Gasket, optic and reflector removal - Once I had the bezel out, the next challenge was removing the lens, gasket and reflector/optic. Those suckers just did not want to come out. Fortunately, I could feel them moving slightly and with a bit more force they released. It still took probably around 10 minutes though… far longer than the typical 5 seconds I expected.
Ack! … Olight used high temp solder!!! - The next problem I had was the solder to the star wouldn’t easily melt. Even with the star lifted up from the light so all the heat was going into the star it just didn’t want to melt. I suspect Olight used high-temp solder, or perhaps lead-free solder. Using a fat tip iron set at its max temperature of 480f I was barely able to get the leads desoldered after much effort.
Reflowing the stock LED off the star - After the star was out I then had to go through the same issue with my hot air gun trying to reflow to release the stock P9 led. This took awhile. So long that I was worried that the wooden clothespin I used to hold the star would catch fire before the solder melted. But then it finally melted and the stock LED came off.
Fortunately, everything from that point on went smoothly. It was pretty quick to add some low-temp solder paste, reflow onto the star a 4500K Nichia 519a, add a bit of AS5 thermal grease and reassemble.
The mod was successful with no visible damage to the exterior and the high CRI beam looks much better to my eyes than the low-CRI neutral white Osram P9 that the light came with. However, it’s very floody. I wonder if it would look better with a Dedomed 5700K Nichia 519a since right now the light lacks punch…
… a possible mod for another day. This one took a lot longer than I expected.

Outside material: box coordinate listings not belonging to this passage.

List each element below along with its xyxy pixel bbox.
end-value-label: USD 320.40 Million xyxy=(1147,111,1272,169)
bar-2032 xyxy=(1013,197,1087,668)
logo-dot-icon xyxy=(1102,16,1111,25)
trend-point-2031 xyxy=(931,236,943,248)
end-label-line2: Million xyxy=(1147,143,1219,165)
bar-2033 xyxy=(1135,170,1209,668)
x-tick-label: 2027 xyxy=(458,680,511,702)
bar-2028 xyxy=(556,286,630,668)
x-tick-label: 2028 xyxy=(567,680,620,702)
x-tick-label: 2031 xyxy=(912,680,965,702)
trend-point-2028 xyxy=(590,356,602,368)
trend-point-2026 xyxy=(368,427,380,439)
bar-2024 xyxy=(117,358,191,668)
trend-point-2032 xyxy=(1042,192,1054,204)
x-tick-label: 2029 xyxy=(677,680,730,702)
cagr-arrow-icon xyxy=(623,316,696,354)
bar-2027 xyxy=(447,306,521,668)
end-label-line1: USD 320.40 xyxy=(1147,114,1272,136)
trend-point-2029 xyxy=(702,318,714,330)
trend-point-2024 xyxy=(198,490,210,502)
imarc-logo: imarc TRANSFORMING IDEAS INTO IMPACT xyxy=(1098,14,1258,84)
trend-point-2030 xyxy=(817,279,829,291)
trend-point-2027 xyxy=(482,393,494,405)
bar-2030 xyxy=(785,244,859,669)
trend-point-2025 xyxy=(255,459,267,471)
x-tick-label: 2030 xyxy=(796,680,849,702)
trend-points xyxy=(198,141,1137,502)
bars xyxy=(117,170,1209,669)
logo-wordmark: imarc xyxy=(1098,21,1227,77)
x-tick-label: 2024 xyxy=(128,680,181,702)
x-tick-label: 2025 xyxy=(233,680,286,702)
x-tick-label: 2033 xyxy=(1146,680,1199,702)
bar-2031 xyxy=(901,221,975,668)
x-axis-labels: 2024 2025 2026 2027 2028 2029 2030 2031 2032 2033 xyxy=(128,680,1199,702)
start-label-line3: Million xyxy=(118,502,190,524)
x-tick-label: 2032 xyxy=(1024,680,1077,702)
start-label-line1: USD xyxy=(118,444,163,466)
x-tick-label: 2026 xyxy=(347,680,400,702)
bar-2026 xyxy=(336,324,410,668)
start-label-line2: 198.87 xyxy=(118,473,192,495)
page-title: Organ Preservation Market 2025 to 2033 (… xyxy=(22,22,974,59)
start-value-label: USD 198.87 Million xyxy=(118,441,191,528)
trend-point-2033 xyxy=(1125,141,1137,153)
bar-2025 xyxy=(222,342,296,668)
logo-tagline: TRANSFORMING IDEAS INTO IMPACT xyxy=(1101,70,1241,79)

Definitely not a mod I’d recommend for anyone new to modding.
I second that. When I got a relatively cheap iron that uses T12 tips and it was a huge improvement over my old Radioshack iron. It definitely helped me with modding and made it more enjoyable (no struggles with temp, heats up in seconds instead of minutes, etc).
The iron I’m using now is a rework station I picked up on Amazon several years ago. It has an iron and a hot air gun and digital controls for temperature. It heats up in seconds and for most flashlight modding it works great.
The downside is neither the iron or the hot air gun are quite hot enough for lead-free solder.
I have the same issue with my reflow device (an electric skillet). It only goes up to 450F so I learned not to remove LEDs with it, but works fine for reflowing at 400F. So I just use my soldering iron to remove them quickly.
Today I finished building an updated FW3A driver designed by @YBF650!
Latest Version of Anduril2, T1616 MCU, RGB Aux, Super low lows and Flashing Pads!
Maybe I should have explained what I did better.
I took all the components(except the MCU) off the stock FW3A FET+7+1 driver and moved them to the new PCB.
To make things a bit more clear, it is a driver designed so every component can be reused from the original driver, aside from the MCU.
This makes the parts sourcing easy (you already have them) and keeps it as close to the original design as possible.
It still isn’t finished (as I haven’t identified a few components with certainty) but it hasn’t been made public as I am hoping to sell the driver boards (and an MCU) once it is finished, as a sort of “DIY upgrade kit” for FW-light owners.
There’s another one in the works (PCB is done, but needs testing) that follows the same idea for the FWAA, though it also needs a new smaller FET so it can be single sided.